PS rsser - Thanks for the plug, good basic idea, however, I wouldn't recommend the use of Hard Shellac over the top as they wouldn't be completely compatible and would most likely move at different rates causing crazing of the top down the track.

echnidna
4th April 2005, 10:02 AM
"PS rsser - Thanks for the plug, good basic idea, however, I wouldn't recommend the use of Hard Shellac over the top as they wouldn't be completely compatible and would most likely move at different rates causing crazing of the top down the track."
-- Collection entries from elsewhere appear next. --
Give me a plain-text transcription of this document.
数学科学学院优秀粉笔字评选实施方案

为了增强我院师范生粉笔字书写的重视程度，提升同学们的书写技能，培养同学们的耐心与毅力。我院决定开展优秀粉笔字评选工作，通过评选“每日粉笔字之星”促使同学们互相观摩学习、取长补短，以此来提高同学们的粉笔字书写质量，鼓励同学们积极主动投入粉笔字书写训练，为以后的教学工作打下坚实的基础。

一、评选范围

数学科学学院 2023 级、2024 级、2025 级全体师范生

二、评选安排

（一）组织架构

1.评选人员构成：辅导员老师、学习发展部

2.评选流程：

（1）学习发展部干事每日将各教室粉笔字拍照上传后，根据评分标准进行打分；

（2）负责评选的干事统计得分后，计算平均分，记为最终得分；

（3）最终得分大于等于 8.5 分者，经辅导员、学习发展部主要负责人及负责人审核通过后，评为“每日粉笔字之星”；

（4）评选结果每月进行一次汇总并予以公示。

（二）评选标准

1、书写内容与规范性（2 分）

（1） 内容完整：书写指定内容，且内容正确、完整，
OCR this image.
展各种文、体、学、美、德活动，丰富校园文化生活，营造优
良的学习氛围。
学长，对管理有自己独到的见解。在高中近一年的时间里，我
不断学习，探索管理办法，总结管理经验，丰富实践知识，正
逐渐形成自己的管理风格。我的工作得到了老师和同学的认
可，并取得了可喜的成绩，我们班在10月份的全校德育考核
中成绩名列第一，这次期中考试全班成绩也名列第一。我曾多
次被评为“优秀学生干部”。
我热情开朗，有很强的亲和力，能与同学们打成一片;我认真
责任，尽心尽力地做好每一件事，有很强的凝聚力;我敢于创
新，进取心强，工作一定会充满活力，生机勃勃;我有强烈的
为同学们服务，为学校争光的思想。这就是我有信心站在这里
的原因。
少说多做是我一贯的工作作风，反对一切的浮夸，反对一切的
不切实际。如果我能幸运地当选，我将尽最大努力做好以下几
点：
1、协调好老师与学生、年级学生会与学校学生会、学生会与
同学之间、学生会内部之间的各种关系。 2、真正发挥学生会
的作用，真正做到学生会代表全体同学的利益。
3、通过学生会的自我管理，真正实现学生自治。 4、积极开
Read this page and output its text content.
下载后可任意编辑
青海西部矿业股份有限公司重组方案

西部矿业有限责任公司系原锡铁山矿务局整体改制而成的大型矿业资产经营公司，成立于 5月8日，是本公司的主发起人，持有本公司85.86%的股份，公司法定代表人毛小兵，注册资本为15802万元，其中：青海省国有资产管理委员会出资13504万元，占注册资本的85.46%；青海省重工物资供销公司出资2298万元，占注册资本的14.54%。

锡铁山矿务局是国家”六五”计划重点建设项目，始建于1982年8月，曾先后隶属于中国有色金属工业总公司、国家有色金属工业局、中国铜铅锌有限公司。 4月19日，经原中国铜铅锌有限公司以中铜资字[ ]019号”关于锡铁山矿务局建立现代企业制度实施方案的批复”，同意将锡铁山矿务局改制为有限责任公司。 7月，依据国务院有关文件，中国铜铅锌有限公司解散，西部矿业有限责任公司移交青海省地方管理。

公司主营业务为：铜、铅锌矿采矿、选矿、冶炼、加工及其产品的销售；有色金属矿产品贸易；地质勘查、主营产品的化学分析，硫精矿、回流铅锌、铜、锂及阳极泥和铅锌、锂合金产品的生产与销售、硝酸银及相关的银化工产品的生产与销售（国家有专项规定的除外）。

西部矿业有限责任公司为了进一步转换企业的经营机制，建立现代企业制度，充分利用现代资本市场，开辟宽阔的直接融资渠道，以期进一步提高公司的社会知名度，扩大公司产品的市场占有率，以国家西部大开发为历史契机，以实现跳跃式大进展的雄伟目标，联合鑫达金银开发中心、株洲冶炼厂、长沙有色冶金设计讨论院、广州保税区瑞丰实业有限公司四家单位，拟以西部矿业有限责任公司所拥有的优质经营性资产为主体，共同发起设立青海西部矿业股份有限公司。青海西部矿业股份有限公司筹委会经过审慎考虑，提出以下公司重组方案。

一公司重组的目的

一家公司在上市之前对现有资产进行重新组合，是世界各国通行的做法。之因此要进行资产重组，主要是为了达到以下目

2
Sounds like a cunning way to get an antiqued appearance to a table top. Wonder if a heat gun would accelerate the crazing.

rsser
4th April 2005, 10:08 AM
PS rsser - Thanks for the plug, good basic idea, however, I wouldn't recommend the use of Hard Shellac over the top as they wouldn't be completely compatible and would most likely move at different rates causing crazing of the top down the track.


Fair nuff.

How would you tho if you were starting from scratch .. a wash coat or two of normal shellac and then the Hard stuff? Or keep them apart from the start?

ubeaut
5th April 2005, 12:58 AM
Ideally use the Hard stuff from go to whoa. An initial base coat or two of our dewaxed white will be OK as it is compatible with the hard. Most other shellacs have a certain amount of wax in them and may move at a different rate causing the crazing.

The idea of a base coat is to stop the hard from keying to the timber thus making it a bit easier to affect a repair down the track and make it easier for stripping should it ever become necessary in the future. It is not essential to put down a base coat first.